Who Haunts Sliding Hill?

Salt furnaces. Coal mines. A beautiful river. And a murder.

Sliding Hill, located in Mason County, West Virginia, has been the site of all of the above.


Sliding Hill is located between the towns of New Haven and Mason, not far from the community of Hartford. Today it is a quiet little place; most residents of the area probably work at the nearby power plant. But in its heyday this stretch of the Ohio River was teeming with people and excitement.

The towns of New Haven and Hartford were named, as you may have guessed, by settlers and entrepreneurs who came to the valley of the Ohio from Connecticut, and named the new settlements after their old homes. In 1856 salt works were built in the area. 

photo of the Jackson Salt Works, from http://www.wvgenweb.org/mason/hartford/hart.html

Processing the salt required coal to fuel the furnaces, so coal mining also became a big industry. With the location of Mason county on the Ohio River, shipment of the salt via steamboat was an easy affair, and the coming of the railroad in the 1880's expedited exports even more. Dairy farming became a growing industry in the rich river bottoms as well. 

In 1774 a major battle in Lord Dunmore's War occurred at Point Pleasant, VA (now West Virginia). This battle officially drove the Native Americans back across the Ohio River, although raids continued for years after the Treat of Camp Charlotte was signed. 
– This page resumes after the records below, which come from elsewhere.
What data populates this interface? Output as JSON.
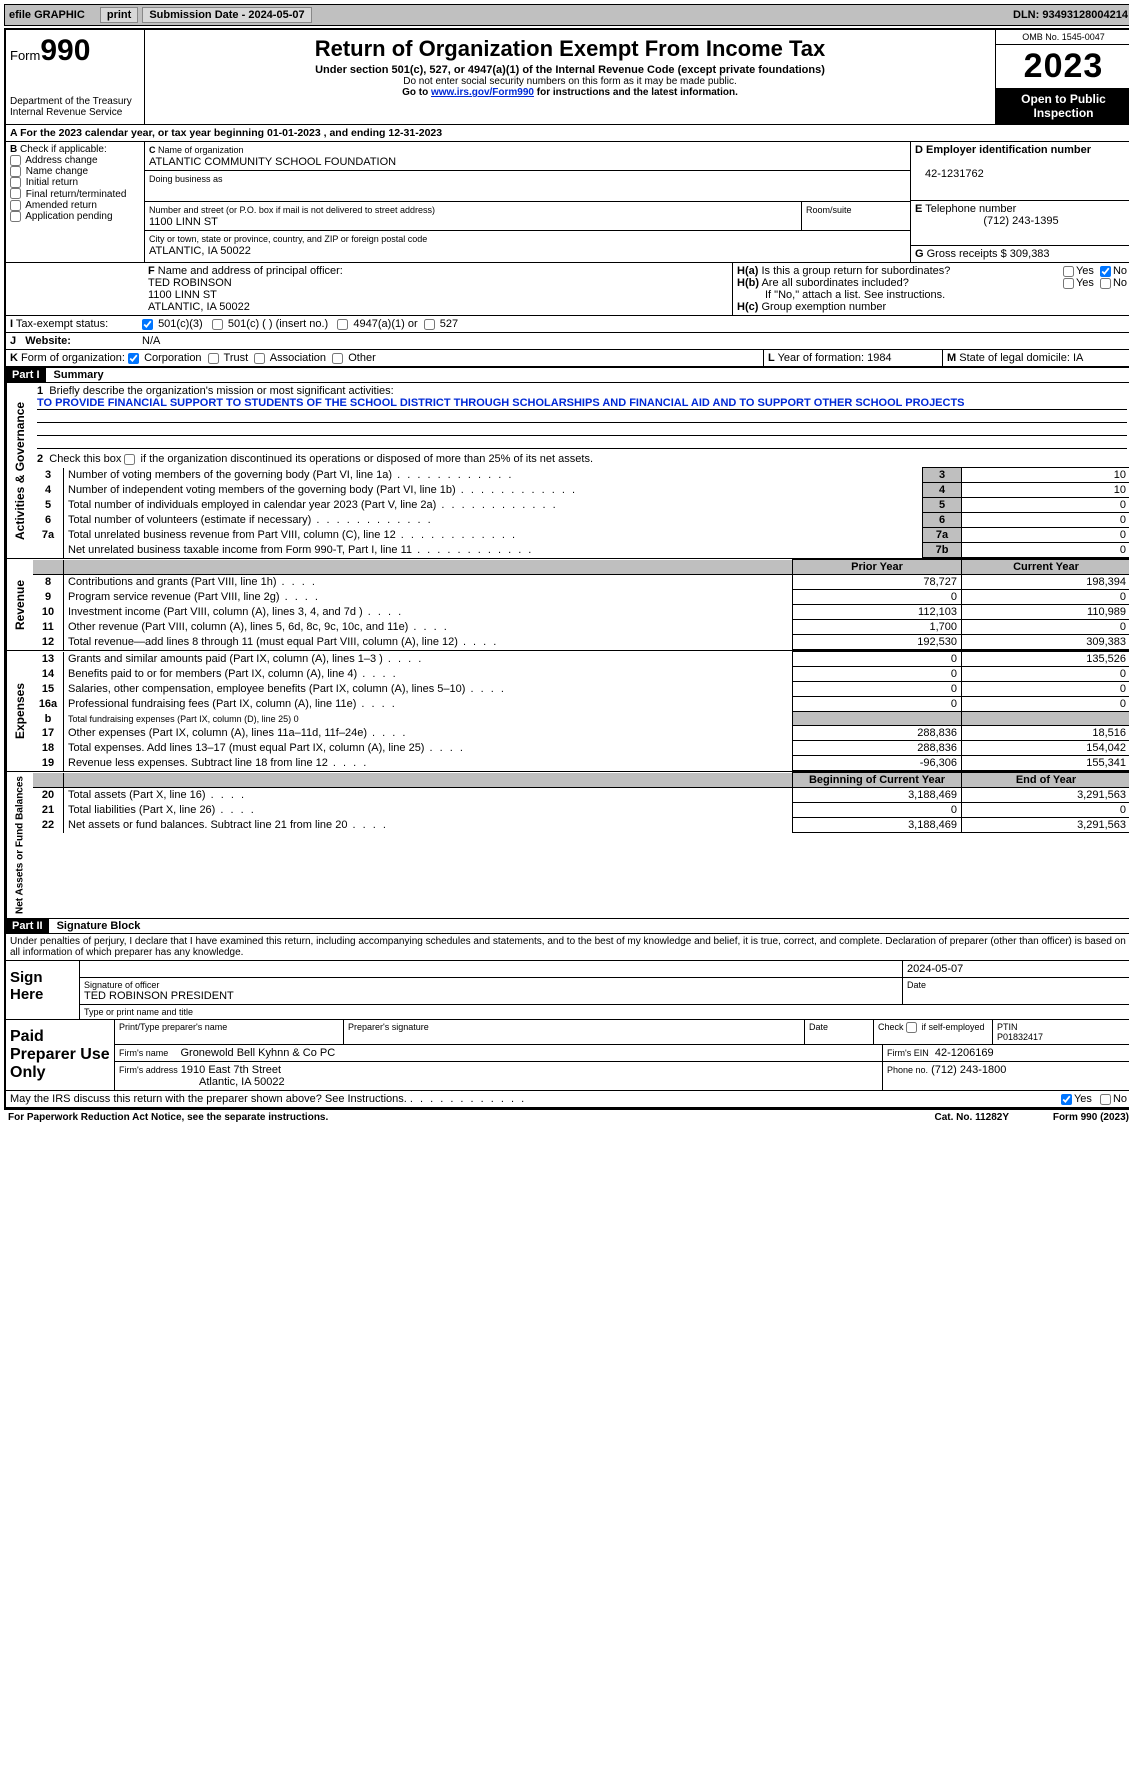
{
  "topbar": {
    "efile": "efile GRAPHIC",
    "print": "print",
    "submission_label": "Submission Date - 2024-05-07",
    "dln": "DLN: 93493128004214"
  },
  "header": {
    "form_prefix": "Form",
    "form_number": "990",
    "dept": "Department of the Treasury\nInternal Revenue Service",
    "title": "Return of Organization Exempt From Income Tax",
    "sub": "Under section 501(c), 527, or 4947(a)(1) of the Internal Revenue Code (except private foundations)",
    "note1": "Do not enter social security numbers on this form as it may be made public.",
    "note2_pre": "Go to ",
    "note2_link": "www.irs.gov/Form990",
    "note2_post": " for instructions and the latest information.",
    "omb": "OMB No. 1545-0047",
    "year": "2023",
    "public": "Open to Public Inspection"
  },
  "a_line": {
    "text_pre": "For the 2023 calendar year, or tax year beginning ",
    "begin": "01-01-2023",
    "mid": " , and ending ",
    "end": "12-31-2023"
  },
  "b": {
    "label": "Check if applicable:",
    "items": [
      "Address change",
      "Name change",
      "Initial return",
      "Final return/terminated",
      "Amended return",
      "Application pending"
    ]
  },
  "c": {
    "name_label": "Name of organization",
    "name": "ATLANTIC COMMUNITY SCHOOL FOUNDATION",
    "dba_label": "Doing business as",
    "dba": "",
    "street_label": "Number and street (or P.O. box if mail is not delivered to street address)",
    "room_label": "Room/suite",
    "street": "1100 LINN ST",
    "city_label": "City or town, state or province, country, and ZIP or foreign postal code",
    "city": "ATLANTIC, IA  50022"
  },
  "d": {
    "label": "Employer identification number",
    "value": "42-1231762"
  },
  "e": {
    "label": "Telephone number",
    "value": "(712) 243-1395"
  },
  "g": {
    "label": "Gross receipts $",
    "value": "309,383"
  },
  "f": {
    "label": "Name and address of principal officer:",
    "name": "TED ROBINSON",
    "street": "1100 LINN ST",
    "city": "ATLANTIC, IA  50022"
  },
  "h": {
    "a": "Is this a group return for subordinates?",
    "a_no": true,
    "b": "Are all subordinates included?",
    "b_note": "If \"No,\" attach a list. See instructions.",
    "c": "Group exemption number"
  },
  "i": {
    "label": "Tax-exempt status:",
    "c3": "501(c)(3)",
    "c": "501(c) (  ) (insert no.)",
    "a1": "4947(a)(1) or",
    "s527": "527"
  },
  "j": {
    "label": "Website:",
    "value": "N/A"
  },
  "k": {
    "label": "Form of organization:",
    "corp": "Corporation",
    "trust": "Trust",
    "assoc": "Association",
    "other": "Other"
  },
  "l": {
    "label": "Year of formation:",
    "value": "1984"
  },
  "m": {
    "label": "State of legal domicile:",
    "value": "IA"
  },
  "part1": {
    "hdr": "Part I",
    "title": "Summary",
    "sections": {
      "gov": "Activities & Governance",
      "rev": "Revenue",
      "exp": "Expenses",
      "net": "Net Assets or Fund Balances"
    },
    "line1_label": "Briefly describe the organization's mission or most significant activities:",
    "line1_text": "TO PROVIDE FINANCIAL SUPPORT TO STUDENTS OF THE SCHOOL DISTRICT THROUGH SCHOLARSHIPS AND FINANCIAL AID AND TO SUPPORT OTHER SCHOOL PROJECTS",
    "line2": "Check this box       if the organization discontinued its operations or disposed of more than 25% of its net assets.",
    "gov_lines": [
      {
        "n": "3",
        "d": "Number of voting members of the governing body (Part VI, line 1a)",
        "box": "3",
        "v": "10"
      },
      {
        "n": "4",
        "d": "Number of independent voting members of the governing body (Part VI, line 1b)",
        "box": "4",
        "v": "10"
      },
      {
        "n": "5",
        "d": "Total number of individuals employed in calendar year 2023 (Part V, line 2a)",
        "box": "5",
        "v": "0"
      },
      {
        "n": "6",
        "d": "Total number of volunteers (estimate if necessary)",
        "box": "6",
        "v": "0"
      },
      {
        "n": "7a",
        "d": "Total unrelated business revenue from Part VIII, column (C), line 12",
        "box": "7a",
        "v": "0"
      },
      {
        "n": "",
        "d": "Net unrelated business taxable income from Form 990-T, Part I, line 11",
        "box": "7b",
        "v": "0"
      }
    ],
    "py_hdr": "Prior Year",
    "cy_hdr": "Current Year",
    "rev_lines": [
      {
        "n": "8",
        "d": "Contributions and grants (Part VIII, line 1h)",
        "py": "78,727",
        "cy": "198,394"
      },
      {
        "n": "9",
        "d": "Program service revenue (Part VIII, line 2g)",
        "py": "0",
        "cy": "0"
      },
      {
        "n": "10",
        "d": "Investment income (Part VIII, column (A), lines 3, 4, and 7d )",
        "py": "112,103",
        "cy": "110,989"
      },
      {
        "n": "11",
        "d": "Other revenue (Part VIII, column (A), lines 5, 6d, 8c, 9c, 10c, and 11e)",
        "py": "1,700",
        "cy": "0"
      },
      {
        "n": "12",
        "d": "Total revenue—add lines 8 through 11 (must equal Part VIII, column (A), line 12)",
        "py": "192,530",
        "cy": "309,383"
      }
    ],
    "exp_lines": [
      {
        "n": "13",
        "d": "Grants and similar amounts paid (Part IX, column (A), lines 1–3 )",
        "py": "0",
        "cy": "135,526"
      },
      {
        "n": "14",
        "d": "Benefits paid to or for members (Part IX, column (A), line 4)",
        "py": "0",
        "cy": "0"
      },
      {
        "n": "15",
        "d": "Salaries, other compensation, employee benefits (Part IX, column (A), lines 5–10)",
        "py": "0",
        "cy": "0"
      },
      {
        "n": "16a",
        "d": "Professional fundraising fees (Part IX, column (A), line 11e)",
        "py": "0",
        "cy": "0"
      },
      {
        "n": "b",
        "d": "Total fundraising expenses (Part IX, column (D), line 25) 0",
        "py": "",
        "cy": "",
        "grey": true
      },
      {
        "n": "17",
        "d": "Other expenses (Part IX, column (A), lines 11a–11d, 11f–24e)",
        "py": "288,836",
        "cy": "18,516"
      },
      {
        "n": "18",
        "d": "Total expenses. Add lines 13–17 (must equal Part IX, column (A), line 25)",
        "py": "288,836",
        "cy": "154,042"
      },
      {
        "n": "19",
        "d": "Revenue less expenses. Subtract line 18 from line 12",
        "py": "-96,306",
        "cy": "155,341"
      }
    ],
    "boy_hdr": "Beginning of Current Year",
    "eoy_hdr": "End of Year",
    "net_lines": [
      {
        "n": "20",
        "d": "Total assets (Part X, line 16)",
        "py": "3,188,469",
        "cy": "3,291,563"
      },
      {
        "n": "21",
        "d": "Total liabilities (Part X, line 26)",
        "py": "0",
        "cy": "0"
      },
      {
        "n": "22",
        "d": "Net assets or fund balances. Subtract line 21 from line 20",
        "py": "3,188,469",
        "cy": "3,291,563"
      }
    ]
  },
  "part2": {
    "hdr": "Part II",
    "title": "Signature Block",
    "decl": "Under penalties of perjury, I declare that I have examined this return, including accompanying schedules and statements, and to the best of my knowledge and belief, it is true, correct, and complete. Declaration of preparer (other than officer) is based on all information of which preparer has any knowledge."
  },
  "sign": {
    "here": "Sign Here",
    "sig_label": "Signature of officer",
    "date": "2024-05-07",
    "name": "TED ROBINSON  PRESIDENT",
    "name_label": "Type or print name and title"
  },
  "paid": {
    "here": "Paid Preparer Use Only",
    "prep_name_label": "Print/Type preparer's name",
    "prep_sig_label": "Preparer's signature",
    "date_label": "Date",
    "self_label": "Check         if self-employed",
    "ptin_label": "PTIN",
    "ptin": "P01832417",
    "firm_name_label": "Firm's name",
    "firm_name": "Gronewold Bell Kyhnn & Co PC",
    "firm_ein_label": "Firm's EIN",
    "firm_ein": "42-1206169",
    "firm_addr_label": "Firm's address",
    "firm_addr1": "1910 East 7th Street",
    "firm_addr2": "Atlantic, IA  50022",
    "phone_label": "Phone no.",
    "phone": "(712) 243-1800"
  },
  "discuss": "May the IRS discuss this return with the preparer shown above? See Instructions.",
  "footer": {
    "left": "For Paperwork Reduction Act Notice, see the separate instructions.",
    "mid": "Cat. No. 11282Y",
    "right": "Form 990 (2023)"
  }
}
One of the stories about the haunting of Sliding Hill is loosely connected to the fort at Point Pleasant (Fort Randolph). According to this story, an army paymaster was making his way along the river to the fort, carrying with him a quantity of gold with which to pay the soldiers at the fort. A gang of robbers set upon the paymaster and killed him. Hearing soldiers approaching, the thieves quickly left the area, after first hiding the body and burying the gold. Legend has it that the gold was never recovered, and that the area is haunted by the ghost of a man walking along the road.
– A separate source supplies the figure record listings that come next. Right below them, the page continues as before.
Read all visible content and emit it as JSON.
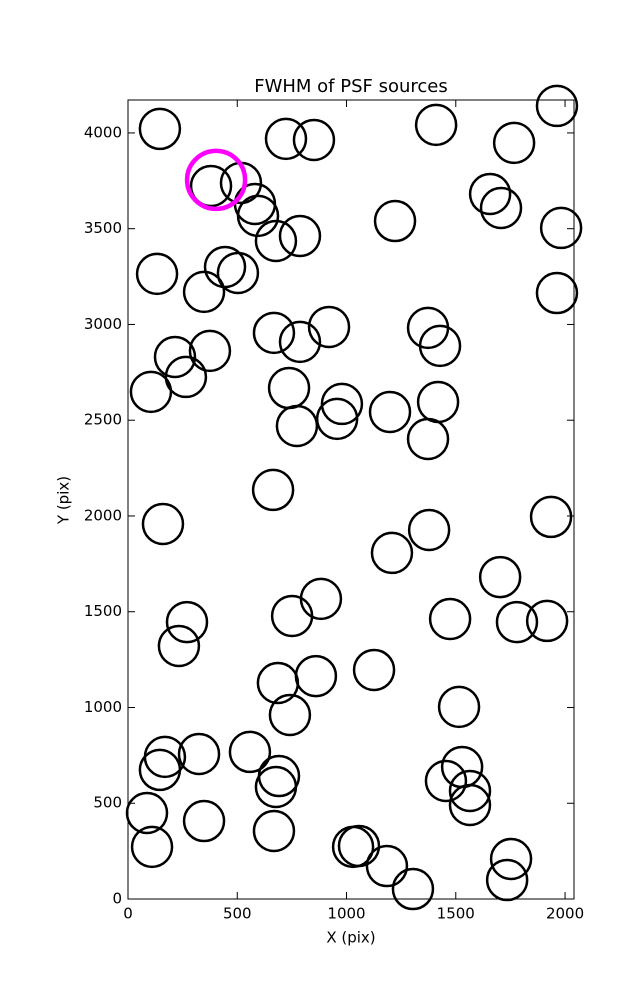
{
  "chart_data": {
    "type": "scatter",
    "title": "FWHM of PSF sources",
    "xlabel": "X (pix)",
    "ylabel": "Y (pix)",
    "xlim": [
      0,
      2041
    ],
    "ylim": [
      0,
      4172
    ],
    "xticks": [
      0,
      500,
      1000,
      1500,
      2000
    ],
    "yticks": [
      0,
      500,
      1000,
      1500,
      2000,
      2500,
      3000,
      3500,
      4000
    ],
    "series": [
      {
        "color": "#000000",
        "x": [
          146,
          380,
          517,
          581,
          595,
          677,
          787,
          723,
          851,
          1410,
          1767,
          1657,
          1707,
          1222,
          1963,
          1982,
          1963,
          133,
          444,
          503,
          348,
          668,
          787,
          920,
          1373,
          1428,
          215,
          375,
          265,
          105,
          737,
          979,
          957,
          773,
          1199,
          1419,
          1373,
          664,
          160,
          1208,
          1378,
          1936,
          1703,
          270,
          233,
          751,
          883,
          1474,
          1780,
          1918,
          686,
          860,
          1126,
          741,
          1515,
          169,
          146,
          325,
          558,
          691,
          677,
          87,
          110,
          348,
          668,
          1030,
          1057,
          1185,
          1304,
          1455,
          1529,
          1565,
          1565,
          1753,
          1735
        ],
        "y": [
          4021,
          3723,
          3739,
          3629,
          3567,
          3436,
          3462,
          3969,
          3963,
          4042,
          3948,
          3681,
          3608,
          3540,
          4141,
          3504,
          3164,
          3264,
          3300,
          3269,
          3170,
          2956,
          2909,
          2987,
          2982,
          2888,
          2830,
          2862,
          2726,
          2648,
          2668,
          2585,
          2507,
          2470,
          2543,
          2595,
          2402,
          2136,
          1958,
          1807,
          1927,
          1995,
          1681,
          1446,
          1321,
          1478,
          1567,
          1462,
          1446,
          1452,
          1128,
          1164,
          1196,
          961,
          1003,
          742,
          674,
          757,
          768,
          642,
          585,
          449,
          272,
          407,
          355,
          272,
          277,
          172,
          52,
          616,
          689,
          564,
          491,
          209,
          99
        ]
      },
      {
        "color": "#ff00ff",
        "x": [
          403
        ],
        "y": [
          3755
        ]
      }
    ]
  }
}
A dark spot along the road. "Perfect place for a murder," was Jared's comment.
Sliding Hill Creek, a little muddy after all the recent rain.
Two things in this story seem odd to me: first, that the paymaster should have been traveling alone. Surely in those dangerous times, when attacks by Indians were common and the route was a lonely one, there would have been at least one other man with the paymaster. Second, how in the world would there have been time to hide a body and bury the gold? Why would they have buried the gold anyway, if they had time enough to get away? 

The second story of a haunt in the Sliding Hill area was reported in this old newspaper article:


This version, the murder of early settlers who were traveling by canoe and stopped to camp on the riverbank, makes more sense to me, although the statement that they had "much gold" with them seems odd. Why would one carry a lot of gold into the wilderness? Still, it could have been true. It seems unlikely, however, that the robbers would not have come back for the rest of the gold. With so few people in the area, what would have prevented them from recovering it? 
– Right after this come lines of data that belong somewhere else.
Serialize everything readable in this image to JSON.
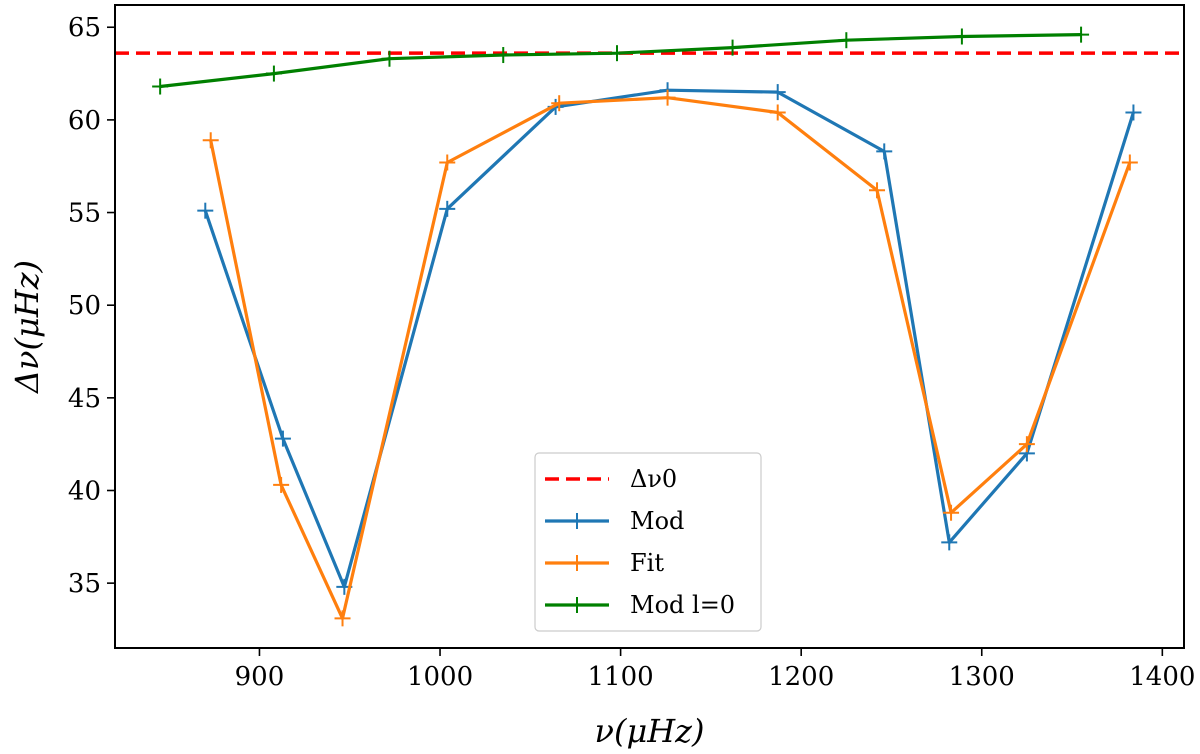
{
  "chart_data": {
    "type": "line",
    "xlabel": "ν(μHz)",
    "ylabel": "Δν(μHz)",
    "xlim": [
      820,
      1412
    ],
    "ylim": [
      31.5,
      66.2
    ],
    "xticks": [
      900,
      1000,
      1100,
      1200,
      1300,
      1400
    ],
    "yticks": [
      35,
      40,
      45,
      50,
      55,
      60,
      65
    ],
    "reference_line": {
      "name": "Δν0",
      "value": 63.6,
      "color": "#ff0000",
      "style": "dashed"
    },
    "series": [
      {
        "name": "Mod",
        "color": "#1f77b4",
        "points": [
          [
            870,
            55.1
          ],
          [
            913,
            42.8
          ],
          [
            947,
            34.8
          ],
          [
            1004,
            55.2
          ],
          [
            1064,
            60.7
          ],
          [
            1126,
            61.6
          ],
          [
            1187,
            61.5
          ],
          [
            1246,
            58.3
          ],
          [
            1282,
            37.2
          ],
          [
            1325,
            42.0
          ],
          [
            1384,
            60.4
          ]
        ]
      },
      {
        "name": "Fit",
        "color": "#ff7f0e",
        "points": [
          [
            873,
            58.9
          ],
          [
            912,
            40.3
          ],
          [
            946,
            33.1
          ],
          [
            1004,
            57.7
          ],
          [
            1066,
            60.9
          ],
          [
            1126,
            61.2
          ],
          [
            1187,
            60.4
          ],
          [
            1242,
            56.2
          ],
          [
            1283,
            38.8
          ],
          [
            1325,
            42.5
          ],
          [
            1382,
            57.7
          ]
        ]
      },
      {
        "name": "Mod l=0",
        "color": "#008000",
        "points": [
          [
            845,
            61.8
          ],
          [
            908,
            62.5
          ],
          [
            972,
            63.3
          ],
          [
            1035,
            63.5
          ],
          [
            1098,
            63.6
          ],
          [
            1162,
            63.9
          ],
          [
            1225,
            64.3
          ],
          [
            1289,
            64.5
          ],
          [
            1355,
            64.6
          ]
        ]
      }
    ],
    "legend": {
      "position": "bottom-center",
      "entries": [
        "Δν0",
        "Mod",
        "Fit",
        "Mod l=0"
      ]
    }
  }
}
Whichever version is the true story, the belief that an area along the road by Sliding Hill is haunted seems to have been well established. And the sightings reported sound frightening indeed. I suppose we will never know the truth of the story, who was killed and when or by whom.

I wonder, are the ghosts described as horrific haunts on Sliding Hill still wandering, or have they settled gently into their graves after all these years? 

I suppose I will never know the answer to that, either. Only the river would know, and she's not talking.